Gold fell to $3,463 after hitting a record $3,530 as the White House announced plans to clarify bullion tariff rules

Gold lost altitude fast. After Thursday’s record close at $3,491, futures eased to $3,530 on Friday. The move followed a White House line about an executive order to “clarify misinformation” on tariffs for gold bars and specialty products, as a White House official told CNBC. Crypto people get it: one policy hint and the tape twitches.
The Swiss Precious Metals Association warned U.S. tariffs “may negatively impact the international flow of physical gold.” Its president, Christoph Wild, said:
“We are particularly concerned about the implications of the tariffs for the gold industry and the physical exchange of gold with the U.S., a long‑standing and historical partner for Switzerland.”
Switzerland is the largest gold refiner on earth, so this is not background noise for traders who hedge with metal.
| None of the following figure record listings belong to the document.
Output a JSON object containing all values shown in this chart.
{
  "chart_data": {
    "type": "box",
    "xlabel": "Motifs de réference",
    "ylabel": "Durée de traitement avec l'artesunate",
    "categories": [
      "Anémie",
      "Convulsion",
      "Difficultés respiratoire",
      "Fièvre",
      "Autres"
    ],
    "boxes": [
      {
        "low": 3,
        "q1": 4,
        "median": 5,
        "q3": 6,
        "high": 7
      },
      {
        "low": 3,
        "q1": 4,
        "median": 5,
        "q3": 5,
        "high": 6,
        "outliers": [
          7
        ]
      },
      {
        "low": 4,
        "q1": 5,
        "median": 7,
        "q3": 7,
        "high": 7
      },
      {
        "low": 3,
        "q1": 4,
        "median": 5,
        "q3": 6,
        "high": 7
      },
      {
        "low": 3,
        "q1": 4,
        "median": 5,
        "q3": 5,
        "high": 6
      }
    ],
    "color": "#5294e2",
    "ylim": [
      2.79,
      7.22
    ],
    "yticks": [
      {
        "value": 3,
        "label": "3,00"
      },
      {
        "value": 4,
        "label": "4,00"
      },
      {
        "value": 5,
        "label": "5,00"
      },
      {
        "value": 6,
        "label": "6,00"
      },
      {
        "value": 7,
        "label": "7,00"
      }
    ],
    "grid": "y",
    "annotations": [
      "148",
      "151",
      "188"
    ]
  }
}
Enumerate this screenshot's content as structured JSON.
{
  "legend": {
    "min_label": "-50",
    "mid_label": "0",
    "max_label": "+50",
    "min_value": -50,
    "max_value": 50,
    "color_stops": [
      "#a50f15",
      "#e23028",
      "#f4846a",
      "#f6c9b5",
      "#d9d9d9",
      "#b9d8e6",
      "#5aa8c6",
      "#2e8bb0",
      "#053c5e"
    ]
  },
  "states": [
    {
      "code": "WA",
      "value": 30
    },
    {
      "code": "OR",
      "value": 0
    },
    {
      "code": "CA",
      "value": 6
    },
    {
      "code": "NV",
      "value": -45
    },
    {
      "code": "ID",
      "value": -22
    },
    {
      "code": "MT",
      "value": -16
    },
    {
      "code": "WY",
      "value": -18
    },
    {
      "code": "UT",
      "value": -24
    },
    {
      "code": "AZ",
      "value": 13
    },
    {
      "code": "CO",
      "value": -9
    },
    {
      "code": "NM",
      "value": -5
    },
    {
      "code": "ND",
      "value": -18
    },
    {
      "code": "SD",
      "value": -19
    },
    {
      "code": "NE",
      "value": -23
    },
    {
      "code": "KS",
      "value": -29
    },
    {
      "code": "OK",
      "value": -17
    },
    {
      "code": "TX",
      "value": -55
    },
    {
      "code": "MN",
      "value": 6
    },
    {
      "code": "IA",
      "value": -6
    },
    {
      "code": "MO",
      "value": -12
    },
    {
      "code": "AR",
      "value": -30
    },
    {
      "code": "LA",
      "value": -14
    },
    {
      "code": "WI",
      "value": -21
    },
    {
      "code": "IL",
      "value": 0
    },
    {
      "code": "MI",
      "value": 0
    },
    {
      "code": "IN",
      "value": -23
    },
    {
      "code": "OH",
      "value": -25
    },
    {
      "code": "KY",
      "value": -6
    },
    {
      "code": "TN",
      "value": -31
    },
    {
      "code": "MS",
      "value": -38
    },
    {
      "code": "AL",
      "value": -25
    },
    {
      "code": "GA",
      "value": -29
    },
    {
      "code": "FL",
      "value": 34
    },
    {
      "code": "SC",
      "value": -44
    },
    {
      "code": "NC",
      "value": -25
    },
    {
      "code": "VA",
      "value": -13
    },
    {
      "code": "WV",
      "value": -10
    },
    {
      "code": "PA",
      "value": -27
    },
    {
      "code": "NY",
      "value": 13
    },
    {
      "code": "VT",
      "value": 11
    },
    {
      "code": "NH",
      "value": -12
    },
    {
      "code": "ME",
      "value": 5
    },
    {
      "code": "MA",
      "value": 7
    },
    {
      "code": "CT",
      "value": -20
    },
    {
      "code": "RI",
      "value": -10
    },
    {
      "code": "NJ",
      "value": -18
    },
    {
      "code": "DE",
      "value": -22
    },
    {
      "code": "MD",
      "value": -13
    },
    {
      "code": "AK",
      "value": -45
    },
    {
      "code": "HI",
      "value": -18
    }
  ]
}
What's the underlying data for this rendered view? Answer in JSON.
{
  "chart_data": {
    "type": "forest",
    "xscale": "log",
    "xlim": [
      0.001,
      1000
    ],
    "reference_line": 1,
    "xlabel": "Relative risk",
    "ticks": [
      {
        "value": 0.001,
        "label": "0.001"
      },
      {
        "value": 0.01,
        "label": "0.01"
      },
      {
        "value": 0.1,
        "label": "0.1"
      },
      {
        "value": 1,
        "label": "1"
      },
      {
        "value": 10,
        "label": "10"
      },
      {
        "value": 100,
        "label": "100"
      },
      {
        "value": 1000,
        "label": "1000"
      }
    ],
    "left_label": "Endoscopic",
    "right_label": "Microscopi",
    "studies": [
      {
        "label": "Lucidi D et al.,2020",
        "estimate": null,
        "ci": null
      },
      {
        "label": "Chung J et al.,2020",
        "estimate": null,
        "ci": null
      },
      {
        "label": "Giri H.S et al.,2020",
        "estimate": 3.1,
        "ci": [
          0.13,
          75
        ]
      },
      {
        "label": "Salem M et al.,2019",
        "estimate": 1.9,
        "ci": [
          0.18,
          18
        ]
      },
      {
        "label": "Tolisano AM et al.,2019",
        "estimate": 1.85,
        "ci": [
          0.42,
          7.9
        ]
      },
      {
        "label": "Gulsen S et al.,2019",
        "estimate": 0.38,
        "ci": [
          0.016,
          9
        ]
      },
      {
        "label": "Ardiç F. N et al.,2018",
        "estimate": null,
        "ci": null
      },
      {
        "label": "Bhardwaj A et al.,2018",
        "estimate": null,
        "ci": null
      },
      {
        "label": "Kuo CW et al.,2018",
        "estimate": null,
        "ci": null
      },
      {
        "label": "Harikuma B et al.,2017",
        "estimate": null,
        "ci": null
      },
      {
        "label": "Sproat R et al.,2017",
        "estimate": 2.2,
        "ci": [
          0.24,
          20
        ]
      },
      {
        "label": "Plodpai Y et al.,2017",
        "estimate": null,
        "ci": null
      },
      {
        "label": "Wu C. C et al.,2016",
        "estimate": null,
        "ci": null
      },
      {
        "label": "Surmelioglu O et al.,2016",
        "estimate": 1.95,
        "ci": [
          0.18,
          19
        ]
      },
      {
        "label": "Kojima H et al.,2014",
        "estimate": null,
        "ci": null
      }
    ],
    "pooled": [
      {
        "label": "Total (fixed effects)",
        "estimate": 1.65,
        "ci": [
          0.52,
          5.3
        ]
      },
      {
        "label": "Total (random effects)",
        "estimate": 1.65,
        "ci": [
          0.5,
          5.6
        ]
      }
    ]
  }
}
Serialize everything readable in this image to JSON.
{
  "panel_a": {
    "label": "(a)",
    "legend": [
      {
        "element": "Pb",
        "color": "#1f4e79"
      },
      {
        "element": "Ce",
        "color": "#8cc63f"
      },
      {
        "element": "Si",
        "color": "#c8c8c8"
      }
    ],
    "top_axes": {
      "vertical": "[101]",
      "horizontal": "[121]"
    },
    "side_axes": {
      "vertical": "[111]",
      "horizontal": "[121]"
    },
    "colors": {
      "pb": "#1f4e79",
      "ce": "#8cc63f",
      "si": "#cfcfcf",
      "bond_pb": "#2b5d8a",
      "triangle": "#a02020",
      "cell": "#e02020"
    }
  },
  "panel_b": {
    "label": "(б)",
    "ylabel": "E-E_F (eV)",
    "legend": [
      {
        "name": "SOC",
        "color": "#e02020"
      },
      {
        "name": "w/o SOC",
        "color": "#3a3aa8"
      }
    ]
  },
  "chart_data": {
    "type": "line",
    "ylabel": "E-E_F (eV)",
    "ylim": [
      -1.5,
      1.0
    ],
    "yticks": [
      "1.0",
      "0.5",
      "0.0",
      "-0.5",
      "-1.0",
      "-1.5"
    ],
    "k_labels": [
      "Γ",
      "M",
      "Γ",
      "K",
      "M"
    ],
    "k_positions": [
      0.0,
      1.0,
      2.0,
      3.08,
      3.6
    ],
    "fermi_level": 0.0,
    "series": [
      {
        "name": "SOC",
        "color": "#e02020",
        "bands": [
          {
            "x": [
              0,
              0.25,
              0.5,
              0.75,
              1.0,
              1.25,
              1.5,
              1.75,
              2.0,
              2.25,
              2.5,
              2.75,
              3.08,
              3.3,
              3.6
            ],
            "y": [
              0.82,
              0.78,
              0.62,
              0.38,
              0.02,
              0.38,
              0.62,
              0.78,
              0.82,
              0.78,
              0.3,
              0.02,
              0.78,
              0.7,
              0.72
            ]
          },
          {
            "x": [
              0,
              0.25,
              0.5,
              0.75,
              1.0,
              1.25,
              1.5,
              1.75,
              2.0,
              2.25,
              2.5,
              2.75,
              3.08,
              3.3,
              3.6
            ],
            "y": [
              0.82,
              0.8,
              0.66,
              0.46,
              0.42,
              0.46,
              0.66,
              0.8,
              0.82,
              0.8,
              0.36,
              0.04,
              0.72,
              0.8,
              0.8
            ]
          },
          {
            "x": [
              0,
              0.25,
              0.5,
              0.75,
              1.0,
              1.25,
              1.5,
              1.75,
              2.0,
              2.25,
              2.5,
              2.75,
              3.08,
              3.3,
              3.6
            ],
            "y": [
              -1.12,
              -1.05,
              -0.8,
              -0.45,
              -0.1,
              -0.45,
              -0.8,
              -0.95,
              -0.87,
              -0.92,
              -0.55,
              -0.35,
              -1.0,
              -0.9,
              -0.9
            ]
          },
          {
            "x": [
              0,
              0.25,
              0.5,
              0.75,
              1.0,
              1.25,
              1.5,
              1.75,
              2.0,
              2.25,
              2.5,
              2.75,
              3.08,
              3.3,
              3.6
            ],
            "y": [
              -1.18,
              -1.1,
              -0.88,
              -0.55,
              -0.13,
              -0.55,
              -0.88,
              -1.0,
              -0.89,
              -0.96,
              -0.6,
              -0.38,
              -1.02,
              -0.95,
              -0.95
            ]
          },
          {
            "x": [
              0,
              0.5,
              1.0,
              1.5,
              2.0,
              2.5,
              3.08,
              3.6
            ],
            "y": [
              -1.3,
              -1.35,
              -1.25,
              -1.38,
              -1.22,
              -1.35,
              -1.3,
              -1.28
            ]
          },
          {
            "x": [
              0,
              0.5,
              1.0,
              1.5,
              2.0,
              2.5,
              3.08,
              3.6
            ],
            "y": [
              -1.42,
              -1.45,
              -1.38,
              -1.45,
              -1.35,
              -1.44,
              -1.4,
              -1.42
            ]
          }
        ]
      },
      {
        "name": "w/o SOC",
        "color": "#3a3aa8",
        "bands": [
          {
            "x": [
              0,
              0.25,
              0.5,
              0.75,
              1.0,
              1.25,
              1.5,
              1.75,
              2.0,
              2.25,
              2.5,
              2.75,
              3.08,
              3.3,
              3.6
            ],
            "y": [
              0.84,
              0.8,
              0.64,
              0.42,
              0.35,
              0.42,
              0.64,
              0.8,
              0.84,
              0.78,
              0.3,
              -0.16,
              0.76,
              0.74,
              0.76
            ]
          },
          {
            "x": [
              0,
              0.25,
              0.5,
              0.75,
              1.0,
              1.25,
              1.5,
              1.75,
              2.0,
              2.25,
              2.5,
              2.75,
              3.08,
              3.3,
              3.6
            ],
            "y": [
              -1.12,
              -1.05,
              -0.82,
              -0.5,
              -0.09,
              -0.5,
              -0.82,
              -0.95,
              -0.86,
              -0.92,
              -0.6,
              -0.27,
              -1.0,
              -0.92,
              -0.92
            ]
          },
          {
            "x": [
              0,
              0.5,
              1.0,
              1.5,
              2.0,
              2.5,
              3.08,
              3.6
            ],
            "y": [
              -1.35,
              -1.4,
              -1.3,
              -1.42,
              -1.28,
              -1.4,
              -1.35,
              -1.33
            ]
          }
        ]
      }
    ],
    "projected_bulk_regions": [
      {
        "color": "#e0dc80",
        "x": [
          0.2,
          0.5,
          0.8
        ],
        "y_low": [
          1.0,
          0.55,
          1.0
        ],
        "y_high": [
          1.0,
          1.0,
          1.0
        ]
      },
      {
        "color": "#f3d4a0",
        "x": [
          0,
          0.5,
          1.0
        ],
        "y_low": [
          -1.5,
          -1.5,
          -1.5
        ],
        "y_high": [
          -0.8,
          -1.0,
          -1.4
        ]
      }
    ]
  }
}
White House moves to clarify bullion tariff scope and costs
President Donald Trump has a 39% tariff on Swiss exports to the U.S. This week, U.S. Customs and Border Protection clarified that 1‑kilogram and 100‑ounce gold bars are not excluded. The Swiss group added:
“It must be noted that this clarification does not apply exclusively to Switzerland but to all 1kg and 100oz gold cast bars imported into the USA from any country.”
That line matters to anyone planning to lift bars into New York for delivery.
Gold has jumped 31% this year as investors looked for safety during trade and geopolitical stress. A tariff can lift prices further, but it also strains the logistics that keep the global market supplied.
Gold bullion backs contracts on the Comex in New York, and a lot of those bars come from Switzerland. Add a tariff, and clearing a futures position the old way gets pricier.
Joni Teves at UBS spelled it out. “Futures on Comex are often used to hedge positions with the assumption that traders can easily import gold into the United States to physically settle contracts if needed,” she wrote.
“The tariff adds costs to this process, and with the bulk of refining capacity sitting in Switzerland which faces 39% U.S. tariffs, these costs would be quite high. There is still a lot of uncertainty around all this and until there is clarity, we expect the gold market and precious metals markets more generally to remain very nervous.”
Traders price in tariff risk, watch New York–London split
At the New York Stock Exchange on August 8, traders watched Gold pop about 1% and then give it back. That small, brief rise suggested some desks were betting the ruling could still get tweaked.
Rob Haworth at U.S. Bank’s Asset Management Group said, “The market is waiting for more clarity. I think this is a market with significant questions about is this really what was intended?” That sounds right. Nobody wants to carry tariff basis risk into delivery month.
While New York inched up, London was mostly flat. That left a growing New York premium for Gold. Ole Hansen at Saxo Bank said:
“These developments raise serious questions about the ability of the NY futures markets to offer a stable and trustworthy trading environment that offers the best price discovery, one that increasingly appears vulnerable to being hijacked by Trump’s shifting tariff agenda.”
If that premium sticks, flows can reroute, and open interest can migrate. Rob said the same thing in plainer terms: tariffs on gold imports would disrupt how the global trade is set up today.
If foreign sellers must price a 39% hit, New York becomes less attractive for global investors. That would matter for Gold liquidity, for hedgers in mining, and for funds that roll futures against spot bars.
This is not just a Wall Street headache. Gold shows up as coins, as jewelry, as bullion behind futures, and as retail bars sold at Costco. If the import ruling stands as clarified, the cost curve changes across that stack.
A tariff can boost Gold prices at the screen yet squeeze physical throughput. It can also force refiners, shippers, and dealers to redo contracts and routes.
For now, the core facts are simple. The White House says an executive order is coming to straighten the messaging. A U.S. agency has said 1‑kg and 100‑oz bars face tariffs. Gold is up 31% year‑to‑date. New York briefly ran a 1% blip, then cooled.